Denmark withdraws residency permits from 94 Syrian refugees, saying Damascus ‘is safe’
Denmark has recently withdrawn residency permits from 94 Syrian refugees, The Daily Telegraph reported on Tuesday, saying that Damascus and the surrounding Rif Dimashq region are “safe” for refugees to return to.
Denmark is so far the only European country to permit deportation of ordinary refugees to war-ravaged Syria, although a German court recently ruled that criminals could be sent back.
Rif Dimashq province, which surrounds Damascus, saw some of the worst fighting of the Syrian conflict, with the Assad regime relentlessly pounding the formerly rebel-held Ghouta area with barrel bombs and killing thousands of civilians with chemical weapons.
The whole province has been under Assad regime control since 2018, but much of it remains in ruins and has been emptied of its inhabitants. Many refugees fear detention, torture, and death at the hands of regime forces if they return.
Read more: No, of course Syrian refugees can't go home. Here's why.
However, Danish Immigration Minister Mattias Tesfaye said last month that conditions in Syria had “improved” and that Syrian refugees understood that their residence in Denmark was “temporary”.

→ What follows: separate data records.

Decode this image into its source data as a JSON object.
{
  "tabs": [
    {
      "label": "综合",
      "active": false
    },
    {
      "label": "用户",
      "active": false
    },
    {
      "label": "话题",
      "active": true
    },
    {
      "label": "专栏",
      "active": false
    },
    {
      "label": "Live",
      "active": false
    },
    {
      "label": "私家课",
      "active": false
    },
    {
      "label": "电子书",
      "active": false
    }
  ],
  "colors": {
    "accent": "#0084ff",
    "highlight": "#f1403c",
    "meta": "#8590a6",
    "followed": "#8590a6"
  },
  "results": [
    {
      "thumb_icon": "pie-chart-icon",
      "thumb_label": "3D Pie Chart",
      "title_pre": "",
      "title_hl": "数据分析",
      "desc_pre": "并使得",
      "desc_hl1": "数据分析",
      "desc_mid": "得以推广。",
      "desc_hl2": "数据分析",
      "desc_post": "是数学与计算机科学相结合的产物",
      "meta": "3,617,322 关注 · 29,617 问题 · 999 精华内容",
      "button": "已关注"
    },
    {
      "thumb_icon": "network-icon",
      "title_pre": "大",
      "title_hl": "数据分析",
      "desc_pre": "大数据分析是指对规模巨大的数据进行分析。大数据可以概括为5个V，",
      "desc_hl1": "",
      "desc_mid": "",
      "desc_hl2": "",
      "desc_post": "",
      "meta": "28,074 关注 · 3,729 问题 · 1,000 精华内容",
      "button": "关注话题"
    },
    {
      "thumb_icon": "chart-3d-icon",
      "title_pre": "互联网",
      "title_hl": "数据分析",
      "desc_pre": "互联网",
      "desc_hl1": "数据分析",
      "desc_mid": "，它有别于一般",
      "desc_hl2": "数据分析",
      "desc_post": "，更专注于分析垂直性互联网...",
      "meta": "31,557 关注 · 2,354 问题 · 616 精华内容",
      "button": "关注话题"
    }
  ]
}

"We have made it clear to the Syrian refugees that their residence permit is temporary… We must give people protection for as long as it is needed. But when conditions in the home country improve, a former refugee should return home and re-establish a life there,” he said.
Read more: Danish MP suggests entering talks with Assad to return refugees to Syria
Tesfaye is a member of the centre-left Social Democratic Party, which has adopted a hard line against refugees and immigrants in order to compete with right-wing parties for votes.

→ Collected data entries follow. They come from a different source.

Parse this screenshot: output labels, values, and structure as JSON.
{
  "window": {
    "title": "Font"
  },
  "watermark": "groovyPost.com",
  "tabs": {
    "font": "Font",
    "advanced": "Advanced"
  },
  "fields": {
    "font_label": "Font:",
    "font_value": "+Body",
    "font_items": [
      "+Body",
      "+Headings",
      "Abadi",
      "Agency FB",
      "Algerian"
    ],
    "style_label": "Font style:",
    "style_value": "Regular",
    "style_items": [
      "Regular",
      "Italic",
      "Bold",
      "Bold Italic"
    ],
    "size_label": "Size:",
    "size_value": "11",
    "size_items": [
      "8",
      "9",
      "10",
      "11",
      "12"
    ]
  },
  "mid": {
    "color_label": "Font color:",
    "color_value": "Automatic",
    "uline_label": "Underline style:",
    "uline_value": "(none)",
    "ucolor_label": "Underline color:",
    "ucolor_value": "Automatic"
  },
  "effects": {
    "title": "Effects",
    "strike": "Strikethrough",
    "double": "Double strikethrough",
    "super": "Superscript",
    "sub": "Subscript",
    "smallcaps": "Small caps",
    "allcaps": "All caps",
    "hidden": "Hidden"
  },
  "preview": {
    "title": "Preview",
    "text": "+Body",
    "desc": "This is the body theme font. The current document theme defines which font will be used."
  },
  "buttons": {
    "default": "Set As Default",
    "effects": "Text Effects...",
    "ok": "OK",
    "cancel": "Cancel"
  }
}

Danish Prime Minister Mette Frederiksen has recently said that the country’s goal is to have “zero” asylum seekers applying for residency.
The 94 Syrians from the Damascus area lost their Danish residency permits in the middle of January, The Telegraph reported.
A further 350 Syrians from Rif Dimashq province will have their permits reassessed as a result of the Danish government’s decision, The Telegraph said. 900 Syrians from around Damascus also had their asylum cases reopened last year.
Michala Bendixen, the head of the human rights group Refugees Welcome Denmark, said that the Danish government’s decision had put Syrian refugees in a “very, very tragic situation”, where they could be forced into the country’s “deportation camps”.
"They will not be forced onto a plane. So it means that they will have to stay in one of the deportation camps, where you don't have access to education or work, and you have to stay in the centre every night. The government hopes that they will go voluntarily, that they will just give up and go on their own," she said.